Il sera encore observé que, assisté d’un avocat, il lui était aisé de vérifier grâce au numéro d’acheminement et au suivi des envois à quelle date exactement la décision attaquée avait été déposée dans sa sphère de pouvoir.

Formé hors délai, le recours doit être déclaré irrecevable.

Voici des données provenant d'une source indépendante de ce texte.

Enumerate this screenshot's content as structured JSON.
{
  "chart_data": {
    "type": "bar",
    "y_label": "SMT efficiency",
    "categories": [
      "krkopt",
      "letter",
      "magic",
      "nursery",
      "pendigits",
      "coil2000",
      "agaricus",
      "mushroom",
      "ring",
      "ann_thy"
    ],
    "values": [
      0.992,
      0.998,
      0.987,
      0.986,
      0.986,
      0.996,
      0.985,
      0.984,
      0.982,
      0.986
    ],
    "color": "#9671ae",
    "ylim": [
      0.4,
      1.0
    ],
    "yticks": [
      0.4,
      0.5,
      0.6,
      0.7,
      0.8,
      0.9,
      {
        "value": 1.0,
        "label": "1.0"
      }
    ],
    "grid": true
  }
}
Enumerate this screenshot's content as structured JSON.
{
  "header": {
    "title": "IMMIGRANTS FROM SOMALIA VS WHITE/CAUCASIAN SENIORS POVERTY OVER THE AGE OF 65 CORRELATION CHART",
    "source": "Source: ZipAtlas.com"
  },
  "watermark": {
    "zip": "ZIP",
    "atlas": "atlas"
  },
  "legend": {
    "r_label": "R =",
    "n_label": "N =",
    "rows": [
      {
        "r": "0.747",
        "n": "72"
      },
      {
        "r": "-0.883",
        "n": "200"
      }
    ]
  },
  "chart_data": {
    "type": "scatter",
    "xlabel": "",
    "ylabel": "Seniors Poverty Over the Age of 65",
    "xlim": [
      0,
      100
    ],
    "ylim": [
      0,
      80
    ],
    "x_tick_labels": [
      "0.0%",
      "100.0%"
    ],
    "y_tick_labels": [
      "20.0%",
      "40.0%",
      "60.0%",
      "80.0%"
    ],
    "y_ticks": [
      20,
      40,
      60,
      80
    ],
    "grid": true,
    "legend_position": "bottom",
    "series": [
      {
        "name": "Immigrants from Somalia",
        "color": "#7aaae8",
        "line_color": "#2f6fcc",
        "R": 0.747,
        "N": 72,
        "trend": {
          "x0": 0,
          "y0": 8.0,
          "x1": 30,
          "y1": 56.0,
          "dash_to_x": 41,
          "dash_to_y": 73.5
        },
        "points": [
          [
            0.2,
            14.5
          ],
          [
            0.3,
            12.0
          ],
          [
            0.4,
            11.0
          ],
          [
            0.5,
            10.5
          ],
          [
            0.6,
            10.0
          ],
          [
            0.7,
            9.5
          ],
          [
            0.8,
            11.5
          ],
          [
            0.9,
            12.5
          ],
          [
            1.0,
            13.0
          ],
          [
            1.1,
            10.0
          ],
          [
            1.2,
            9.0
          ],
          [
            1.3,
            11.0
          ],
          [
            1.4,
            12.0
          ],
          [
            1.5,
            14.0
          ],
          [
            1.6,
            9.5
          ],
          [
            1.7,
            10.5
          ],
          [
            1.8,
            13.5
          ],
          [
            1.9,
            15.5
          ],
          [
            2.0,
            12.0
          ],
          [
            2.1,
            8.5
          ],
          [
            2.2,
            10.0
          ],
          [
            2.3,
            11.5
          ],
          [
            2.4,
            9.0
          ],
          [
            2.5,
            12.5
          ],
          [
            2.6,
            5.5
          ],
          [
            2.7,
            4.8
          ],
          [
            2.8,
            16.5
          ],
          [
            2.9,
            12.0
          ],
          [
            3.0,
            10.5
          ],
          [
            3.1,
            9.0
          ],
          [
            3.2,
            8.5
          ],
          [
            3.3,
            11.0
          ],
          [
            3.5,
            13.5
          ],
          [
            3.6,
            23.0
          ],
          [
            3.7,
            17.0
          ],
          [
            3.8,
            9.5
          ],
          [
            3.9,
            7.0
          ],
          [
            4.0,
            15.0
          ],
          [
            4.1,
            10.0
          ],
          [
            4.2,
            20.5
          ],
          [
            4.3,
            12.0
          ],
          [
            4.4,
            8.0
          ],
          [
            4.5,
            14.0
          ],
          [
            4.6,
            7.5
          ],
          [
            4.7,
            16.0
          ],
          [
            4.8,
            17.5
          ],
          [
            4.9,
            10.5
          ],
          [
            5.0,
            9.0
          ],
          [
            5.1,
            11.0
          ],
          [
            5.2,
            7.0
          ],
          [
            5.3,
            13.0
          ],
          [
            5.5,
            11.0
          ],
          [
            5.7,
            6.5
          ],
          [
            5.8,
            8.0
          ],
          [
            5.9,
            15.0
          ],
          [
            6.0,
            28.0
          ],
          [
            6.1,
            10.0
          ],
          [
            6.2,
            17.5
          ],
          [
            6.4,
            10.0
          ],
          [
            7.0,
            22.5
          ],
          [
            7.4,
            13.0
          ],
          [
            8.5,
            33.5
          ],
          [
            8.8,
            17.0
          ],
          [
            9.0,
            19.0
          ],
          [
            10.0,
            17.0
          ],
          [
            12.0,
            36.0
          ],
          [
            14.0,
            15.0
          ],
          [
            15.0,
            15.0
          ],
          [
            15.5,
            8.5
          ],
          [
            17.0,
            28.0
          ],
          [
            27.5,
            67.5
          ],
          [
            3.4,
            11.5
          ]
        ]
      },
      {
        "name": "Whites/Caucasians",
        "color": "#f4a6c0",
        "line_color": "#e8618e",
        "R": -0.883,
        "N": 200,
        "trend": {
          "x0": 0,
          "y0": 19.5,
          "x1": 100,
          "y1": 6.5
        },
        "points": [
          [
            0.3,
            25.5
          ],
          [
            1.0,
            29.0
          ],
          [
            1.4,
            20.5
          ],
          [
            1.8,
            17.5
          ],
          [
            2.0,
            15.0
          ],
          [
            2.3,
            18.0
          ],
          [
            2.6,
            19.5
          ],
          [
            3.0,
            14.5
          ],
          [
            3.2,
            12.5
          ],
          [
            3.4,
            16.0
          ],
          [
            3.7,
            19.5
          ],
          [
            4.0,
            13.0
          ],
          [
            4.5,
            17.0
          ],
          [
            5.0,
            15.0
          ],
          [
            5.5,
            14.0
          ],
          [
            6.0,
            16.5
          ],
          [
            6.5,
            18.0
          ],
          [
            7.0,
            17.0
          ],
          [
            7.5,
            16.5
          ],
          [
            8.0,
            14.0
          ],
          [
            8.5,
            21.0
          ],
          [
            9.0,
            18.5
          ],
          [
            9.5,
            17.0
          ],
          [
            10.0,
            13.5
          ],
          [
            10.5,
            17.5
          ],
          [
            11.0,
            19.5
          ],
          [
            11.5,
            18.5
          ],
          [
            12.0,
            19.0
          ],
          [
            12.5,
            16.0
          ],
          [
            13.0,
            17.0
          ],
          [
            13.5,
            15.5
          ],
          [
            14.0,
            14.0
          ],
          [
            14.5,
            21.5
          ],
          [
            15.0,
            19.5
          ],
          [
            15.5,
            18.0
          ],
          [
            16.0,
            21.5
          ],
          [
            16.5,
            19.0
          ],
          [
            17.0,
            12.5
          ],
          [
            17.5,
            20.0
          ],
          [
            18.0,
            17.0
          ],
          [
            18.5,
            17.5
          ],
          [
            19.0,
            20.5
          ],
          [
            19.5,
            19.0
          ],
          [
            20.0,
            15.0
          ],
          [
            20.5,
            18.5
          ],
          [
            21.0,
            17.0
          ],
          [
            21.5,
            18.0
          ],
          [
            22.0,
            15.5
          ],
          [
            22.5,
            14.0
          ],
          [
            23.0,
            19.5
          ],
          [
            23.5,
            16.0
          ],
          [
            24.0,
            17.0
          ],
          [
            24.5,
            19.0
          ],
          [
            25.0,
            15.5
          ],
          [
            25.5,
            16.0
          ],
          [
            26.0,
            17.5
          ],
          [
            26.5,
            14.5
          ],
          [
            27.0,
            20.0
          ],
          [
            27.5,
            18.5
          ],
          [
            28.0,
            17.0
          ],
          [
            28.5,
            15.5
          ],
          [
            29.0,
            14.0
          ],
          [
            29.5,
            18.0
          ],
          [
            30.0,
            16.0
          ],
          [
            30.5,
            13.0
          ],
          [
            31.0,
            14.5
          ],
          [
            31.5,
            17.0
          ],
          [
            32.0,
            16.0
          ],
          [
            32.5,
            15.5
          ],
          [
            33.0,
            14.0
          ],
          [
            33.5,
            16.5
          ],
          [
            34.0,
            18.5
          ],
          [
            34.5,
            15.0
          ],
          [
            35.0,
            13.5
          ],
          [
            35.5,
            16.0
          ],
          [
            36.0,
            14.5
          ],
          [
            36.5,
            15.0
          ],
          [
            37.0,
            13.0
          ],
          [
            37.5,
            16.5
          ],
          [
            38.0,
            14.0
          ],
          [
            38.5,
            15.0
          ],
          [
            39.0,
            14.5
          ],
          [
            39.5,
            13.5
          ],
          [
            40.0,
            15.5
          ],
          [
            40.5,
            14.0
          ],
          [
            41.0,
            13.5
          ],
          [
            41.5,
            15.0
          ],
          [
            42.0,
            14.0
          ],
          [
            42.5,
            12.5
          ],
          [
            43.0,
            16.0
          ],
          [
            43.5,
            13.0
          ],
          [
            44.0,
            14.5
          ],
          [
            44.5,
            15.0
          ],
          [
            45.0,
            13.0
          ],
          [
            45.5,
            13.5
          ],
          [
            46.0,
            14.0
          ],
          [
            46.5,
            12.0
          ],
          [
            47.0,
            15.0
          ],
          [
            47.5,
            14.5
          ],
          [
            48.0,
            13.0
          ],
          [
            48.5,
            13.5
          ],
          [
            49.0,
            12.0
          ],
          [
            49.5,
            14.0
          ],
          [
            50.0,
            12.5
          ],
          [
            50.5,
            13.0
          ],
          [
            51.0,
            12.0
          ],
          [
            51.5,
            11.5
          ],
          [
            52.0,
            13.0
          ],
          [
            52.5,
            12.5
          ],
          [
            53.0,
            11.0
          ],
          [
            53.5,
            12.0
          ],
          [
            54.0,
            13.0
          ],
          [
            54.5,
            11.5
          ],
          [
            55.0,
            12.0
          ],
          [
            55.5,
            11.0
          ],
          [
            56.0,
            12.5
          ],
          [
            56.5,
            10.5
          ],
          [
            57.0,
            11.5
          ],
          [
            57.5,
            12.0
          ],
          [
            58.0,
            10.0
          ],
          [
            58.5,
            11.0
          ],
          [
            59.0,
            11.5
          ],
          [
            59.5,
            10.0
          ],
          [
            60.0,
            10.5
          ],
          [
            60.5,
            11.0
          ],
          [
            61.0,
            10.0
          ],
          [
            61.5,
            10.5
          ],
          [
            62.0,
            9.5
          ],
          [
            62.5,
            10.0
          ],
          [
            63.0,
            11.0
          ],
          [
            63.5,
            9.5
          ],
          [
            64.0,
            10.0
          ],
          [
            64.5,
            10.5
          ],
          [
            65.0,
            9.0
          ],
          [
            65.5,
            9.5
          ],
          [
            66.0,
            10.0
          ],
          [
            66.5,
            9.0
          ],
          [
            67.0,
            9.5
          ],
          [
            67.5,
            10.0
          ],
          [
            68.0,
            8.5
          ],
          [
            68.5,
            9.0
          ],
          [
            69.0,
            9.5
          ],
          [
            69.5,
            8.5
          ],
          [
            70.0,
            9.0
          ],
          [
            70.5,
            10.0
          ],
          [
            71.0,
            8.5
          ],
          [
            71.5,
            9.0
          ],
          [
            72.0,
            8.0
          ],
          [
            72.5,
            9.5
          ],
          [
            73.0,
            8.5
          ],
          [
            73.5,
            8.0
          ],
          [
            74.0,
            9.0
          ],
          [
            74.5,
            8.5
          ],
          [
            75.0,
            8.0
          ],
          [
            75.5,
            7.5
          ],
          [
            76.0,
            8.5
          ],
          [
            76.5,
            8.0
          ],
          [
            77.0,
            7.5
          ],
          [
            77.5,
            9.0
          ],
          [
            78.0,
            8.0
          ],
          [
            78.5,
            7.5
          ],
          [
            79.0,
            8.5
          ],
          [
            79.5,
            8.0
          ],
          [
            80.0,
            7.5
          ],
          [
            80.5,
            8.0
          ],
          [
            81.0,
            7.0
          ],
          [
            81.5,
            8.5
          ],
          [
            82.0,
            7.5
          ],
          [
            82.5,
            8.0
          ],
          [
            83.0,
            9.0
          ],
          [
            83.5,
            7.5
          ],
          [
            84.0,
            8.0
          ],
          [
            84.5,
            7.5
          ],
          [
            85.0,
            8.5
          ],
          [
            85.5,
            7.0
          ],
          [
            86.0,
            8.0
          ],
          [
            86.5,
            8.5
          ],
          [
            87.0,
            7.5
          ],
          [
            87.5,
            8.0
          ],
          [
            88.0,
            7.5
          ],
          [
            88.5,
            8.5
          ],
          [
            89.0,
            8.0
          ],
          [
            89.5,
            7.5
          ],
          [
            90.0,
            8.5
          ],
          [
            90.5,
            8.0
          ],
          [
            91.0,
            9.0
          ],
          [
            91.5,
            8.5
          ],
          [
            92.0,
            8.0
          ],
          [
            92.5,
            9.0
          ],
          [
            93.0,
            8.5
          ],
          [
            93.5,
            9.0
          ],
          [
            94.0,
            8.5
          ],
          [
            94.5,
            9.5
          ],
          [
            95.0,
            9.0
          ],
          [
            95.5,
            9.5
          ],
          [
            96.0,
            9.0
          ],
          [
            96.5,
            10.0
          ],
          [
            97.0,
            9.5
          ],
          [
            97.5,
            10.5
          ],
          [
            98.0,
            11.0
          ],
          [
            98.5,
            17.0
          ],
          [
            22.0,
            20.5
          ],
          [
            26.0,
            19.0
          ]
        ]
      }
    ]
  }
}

2.             Vu l'issue du litige, un émolument, réduit, de CHF 300.- sera mis à la charge du recourant (art. 87 al. 1 LPA). Aucune indemnité de procédure ne lui sera allouée (art. 87 al. 2 LPA).

 

* * * * *

PAR CES MOTIFS
LA CHAMBRE ADMINISTRATIVE

déclare irrecevable le recours interjeté le 19 janvier 2023 par A______ contre la décision du service de police du commerce et de lutte contre le travail au noir du 2 décembre 2022 ;

met un émolument de CHF 300.- à la charge de A______ ;

dit qu’il n’est pas alloué d’indemnité de procédure ;

dit que les éventuelles voies de recours contre le présent arrêt, les délais et conditions de recevabilité qui leur sont applicables, figurent dans la loi fédérale sur le Tribunal fédéral du 17 juin 2005 (LTF - RS 173.110), dont un extrait est reproduit ci-après. Le mémoire de recours doit être adressé au Tribunal fédéral, 1000 Lausanne 14, par voie postale ou par voie électronique aux conditions de l'art. 42 LTF. Le présent arrêt et les pièces en possession du recourant invoquées comme moyens de preuve, doivent être joints à l'envoi ;

communique le présent arrêt à Me Gilles ROBERT-NICOUD, avocat du recourant, ainsi qu'au service de police du commerce et de lutte contre le travail au noir.

Siégeant : Claudio MASCOTTO, président, Florence KRAUSKOPF, Jean-Marc VERNIORY, juges.

 

Au nom de la chambre administrative :

la greffière :

 

 

B. SPECKER

 

 

le président siégeant :

 

 

C. MASCOTTO

 

Copie conforme de cet arrêt a été communiquée aux parties.